Gather is simple but there are a few variants which are worth thinking about, since some of the variants allow for specific optimizations.
First, are the addresses static or dynamic? If the addresses are (relatively) static, then it may be possible to do some analysis to reorder memory accesses to improve performance. For example, when performing many versions of the FFT (Fast Fourier Transform) a “scramble” operation is required that reorders the inputs or outputs. This reordering is given by taking the index of every element in the array and computing a new location by bit-reversing that index. For example, in an 8-point scramble with 3-bit indices, 0 maps to 0, 1 maps to 4, 2 maps to 2, 3 maps to 6, 4 maps to 1, 5 maps to 5, 6 maps to 3, and 7 maps to 7. When performing a map operation, we have some flexibility in the order in which elements of the map are processed. Modern memory systems are most efficient when data is accessed in large, coherent blocks. So we may want to reorder processing so that once a block is read into on-chip memory, we gather all the elements from it that we need before moving onto the next. Of course, a map operation may have multiple gather operations, and also has to write its outputs somewhere. Reordering the elements of a map needs to consider the effect on the efficiency of all inputs and the output. However, if the inputs are static AND the platform knows they are static, there may be significant opportunities for optimization.

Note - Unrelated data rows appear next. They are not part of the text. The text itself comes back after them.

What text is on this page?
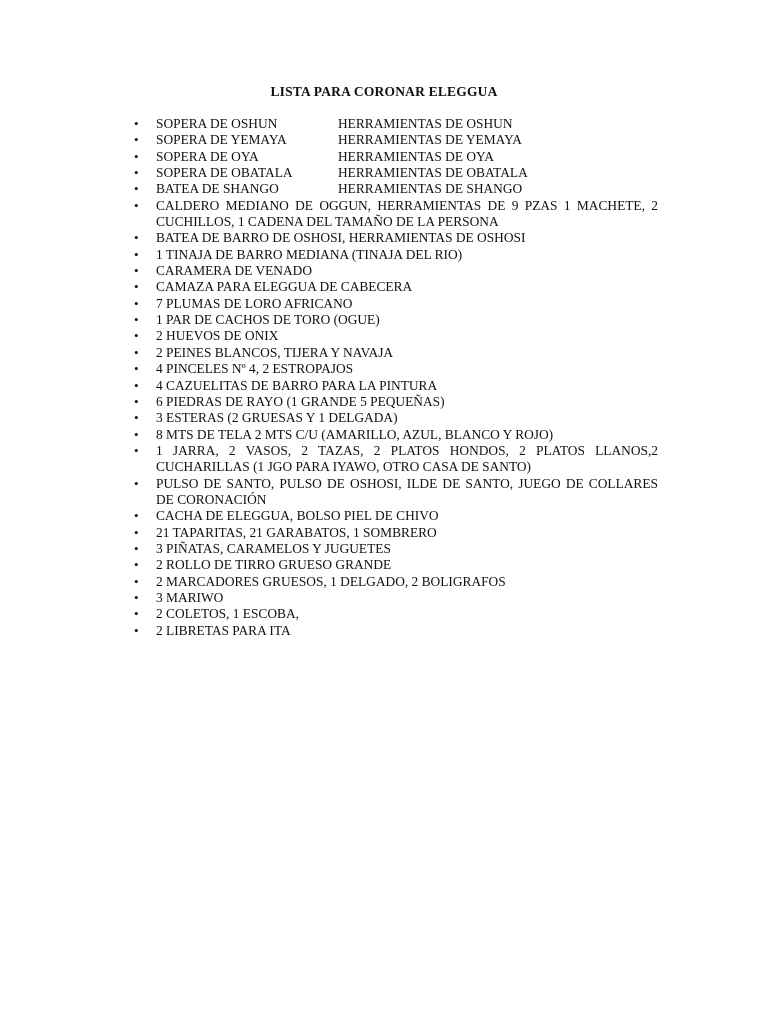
LISTA PARA CORONAR ELEGGUA
• SOPERA DE OSHUN	HERRAMIENTAS DE OSHUN
• SOPERA DE YEMAYA	HERRAMIENTAS DE YEMAYA
• SOPERA DE OYA	HERRAMIENTAS DE OYA
• SOPERA DE OBATALA	HERRAMIENTAS DE OBATALA
• BATEA DE SHANGO	HERRAMIENTAS DE SHANGO
• CALDERO MEDIANO DE OGGUN, HERRAMIENTAS DE 9 PZAS 1 MACHETE, 2 CUCHILLOS, 1 CADENA DEL TAMAÑO DE LA PERSONA
• BATEA DE BARRO DE OSHOSI, HERRAMIENTAS DE OSHOSI
• 1 TINAJA DE BARRO MEDIANA (TINAJA DEL RIO)
• CARAMERA DE VENADO
• CAMAZA PARA ELEGGUA DE CABECERA
• 7 PLUMAS DE LORO AFRICANO
• 1 PAR DE CACHOS DE TORO (OGUE)
• 2 HUEVOS DE ONIX
• 2 PEINES BLANCOS, TIJERA Y NAVAJA
• 4 PINCELES Nº 4, 2 ESTROPAJOS
• 4 CAZUELITAS DE BARRO PARA LA PINTURA
• 6 PIEDRAS DE RAYO (1 GRANDE 5 PEQUEÑAS)
• 3 ESTERAS (2 GRUESAS Y 1 DELGADA)
• 8 MTS DE TELA 2 MTS C/U (AMARILLO, AZUL, BLANCO Y ROJO)
• 1 JARRA, 2 VASOS, 2 TAZAS, 2 PLATOS HONDOS, 2 PLATOS LLANOS,2 CUCHARILLAS (1 JGO PARA IYAWO, OTRO CASA DE SANTO)
• PULSO DE SANTO, PULSO DE OSHOSI, ILDE DE SANTO, JUEGO DE COLLARES DE CORONACIÓN
• CACHA DE ELEGGUA, BOLSO PIEL DE CHIVO
• 21 TAPARITAS, 21 GARABATOS, 1 SOMBRERO
• 3 PIÑATAS, CARAMELOS Y JUGUETES
• 2 ROLLO DE TIRRO GRUESO GRANDE
• 2 MARCADORES GRUESOS, 1 DELGADO, 2 BOLIGRAFOS
• 3 MARIWO
• 2 COLETOS, 1 ESCOBA,
• 2 LIBRETAS PARA ITA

There are also some patterns of gather that are regular. For instance, a filtering operation may want to access certain neighbours of a pixel, but for every output pixel needs the same relative neighbourhood. This is a very common pattern in imaging and simulation, and we cover it later under the “stencil” pattern. Another regular pattern, which we call the “partition” pattern, results when input is explicitly broken into a set of coherent regions. Both of these can benefit from specific optimizations.
In general, though, addresses for a gather are computed dynamically, and are irregular. For instance, such a pattern may be needed when traversing a data structure for a ray-tracer. In this case, it is still possible to improve performance by using “extra” parallelism to hide latency. A memory system may have a high bandwidth, but may take a certain amount of time to satisfy each memory request. However, it is often possible to have many outstanding memory requests in flight at the same time. To hide the latency of memory access, we start one thread until it tries to access memory, then while that thread is waiting for memory we start another when, and when it reaches a point where it is accessing memory we start another one, and so forth until the memory request for the first thread can be satisfied. This approach may be supported in hardware: “hyperthreading”, or simultaneous multithreading, is mostly useful for hiding memory access latency. However, the technique can also be implemented in software by unrolling loops and using software pipelining. These optimizations can and should be optimized by a code generator, however, since they are complex and make code hard to understand and maintain. Also, unrolling loops also increases the pressure on other resources, such as cache and registers, so a balance has to be struck.
In summary, the simple operation of gather has a couple of variants with associated optimizations. If a gather is static, we may be able to reorder it for higher performance. If it is dynamic, we may be able to use latency hiding, as long as we do not exceed other resource limits. And finally, if the gather satisfies certain regular patterns, we may be able to apply yet another set of optimizations: I will discuss the stencil and partition patterns in particular in future posts.